Lives Lived and Lives Lost - Portsmouth and the Great War

The circumstances surrounding the marriage of William Thomas's parents suggest that it was carried out without family approval. His parents were William snr. from Petersfield and Lily Kate Matthews from Westbourne, north of Chichester. There is no evidence that either had a previous connection to Portsmouth but that is where they were married in the first quarter of 1890. Their first child Lily Louisa was born in Southsea less than 6 months later and the family seems to have gone into hiding inasmuch as they do not appear anywhere in the 1891 census.
The family re-emerged for the 1901 census when William snr. and Lily Kate were living at 26 Broad Street, (Old) Portsmouth, a house that a few years later would be demolished to make way for Vospers Shipyard. With them were Louisa and four more children, William Thomas (b. 1892 in Southsea), George (b. 1897 in Gosport), Herbert (b. 1900 in Southsea) and an unnamed child born in 1901. At the time William snr. was described as a stoker and driver of a stationary engine.

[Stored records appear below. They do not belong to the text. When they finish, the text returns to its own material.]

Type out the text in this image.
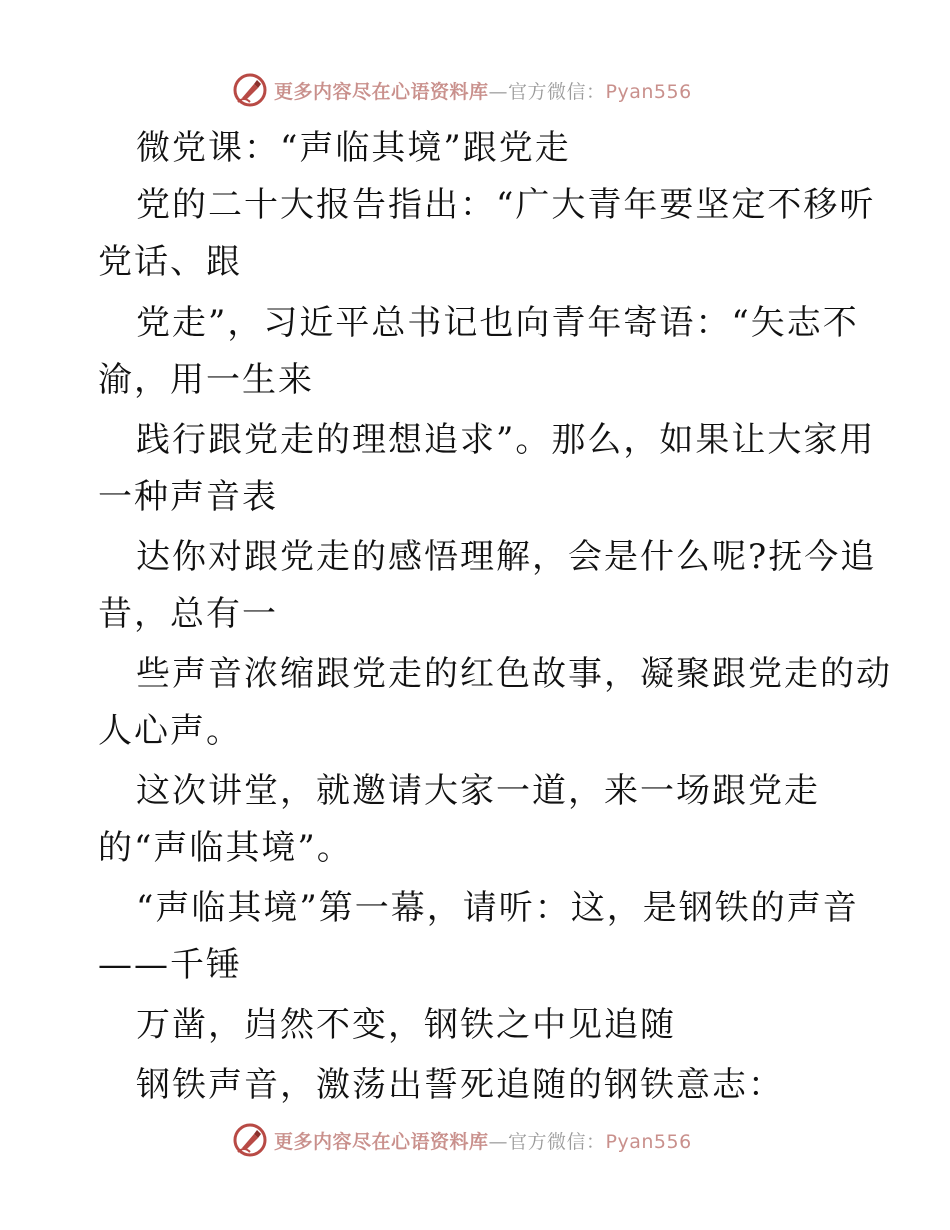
更多内容尽在心语资料库—官方微信：Pyan556
微党课：“声临其境”跟党走
党的二十大报告指出：“广大青年要坚定不移听
党话、跟
党走”，习近平总书记也向青年寄语：“矢志不
渝，用一生来
践行跟党走的理想追求”。那么，如果让大家用
一种声音表
达你对跟党走的感悟理解，会是什么呢?抚今追
昔，总有一
些声音浓缩跟党走的红色故事，凝聚跟党走的动
人心声。
这次讲堂，就邀请大家一道，来一场跟党走
的“声临其境”。
“声临其境”第一幕，请听：这，是钢铁的声音
——千锤
万凿，岿然不变，钢铁之中见追随
钢铁声音，激荡出誓死追随的钢铁意志：
更多内容尽在心语资料库—官方微信：Pyan556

In 1909 William snr. died having fathered two more children, Edith in 1904 and Winifred in 1907. His widow Lily Kate then moved the family to 34 Silver Street where they were found in the 1911 census which included William Thomas, home, presumably on leave, from the Royal Navy which he had joined in January 1911 and was serving as a stoker.
Immediately after the outbreak of the Great War William Thomas was engaged in patrol duties. He was then sent to the Dardenelles aboard HMS Irrestible which was lost during the Battle of the Narrows. William Thomas was wounded during the action and sent home to recover after which he was posted to the submarine service. He serving on E47 which in August 1917 was sent on patrol in the vicinity of Texel. When she failed to return she was presumed lost sometime between 12th and 20th August 1917.

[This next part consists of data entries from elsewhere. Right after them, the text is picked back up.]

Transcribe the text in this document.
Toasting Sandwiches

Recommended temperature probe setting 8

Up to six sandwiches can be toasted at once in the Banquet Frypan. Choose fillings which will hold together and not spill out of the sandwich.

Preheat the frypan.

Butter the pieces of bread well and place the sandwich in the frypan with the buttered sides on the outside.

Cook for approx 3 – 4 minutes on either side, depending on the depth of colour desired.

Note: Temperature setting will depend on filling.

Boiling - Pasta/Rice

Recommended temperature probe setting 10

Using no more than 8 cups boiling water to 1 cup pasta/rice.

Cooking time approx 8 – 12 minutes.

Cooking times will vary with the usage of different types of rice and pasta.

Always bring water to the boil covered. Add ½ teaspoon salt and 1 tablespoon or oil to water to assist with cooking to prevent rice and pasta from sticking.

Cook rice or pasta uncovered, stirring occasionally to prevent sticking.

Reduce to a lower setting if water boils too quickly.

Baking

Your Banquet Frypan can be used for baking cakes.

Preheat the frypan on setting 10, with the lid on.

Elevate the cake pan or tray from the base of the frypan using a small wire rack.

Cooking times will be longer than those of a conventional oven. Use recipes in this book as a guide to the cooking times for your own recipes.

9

In 2002 the wreck of E47 was discovered 11km north-west of Texel. The deck gun had been ripped from it's mounting, probably by a trawler, and this was deemed the cause of the loss.
Further Information
The Commonwealth War Graves Commission records William Thomas Kelsey Leading Stoker (K/10196), Royal Navy, HM Sub E47, age 24 years, date of death 20/08/1917. Remembered on the Portsmouth Naval Memorial (Panel 26). Son of Lily Kelsey, of 34, Silver St., Southsea, Portsmouth, and the late William Thomas Kelsey.
William Kelsey is also remembered on the Cenotaph in Guildhall Square. He is listed in the National Roll of the Great War, Section X, p126.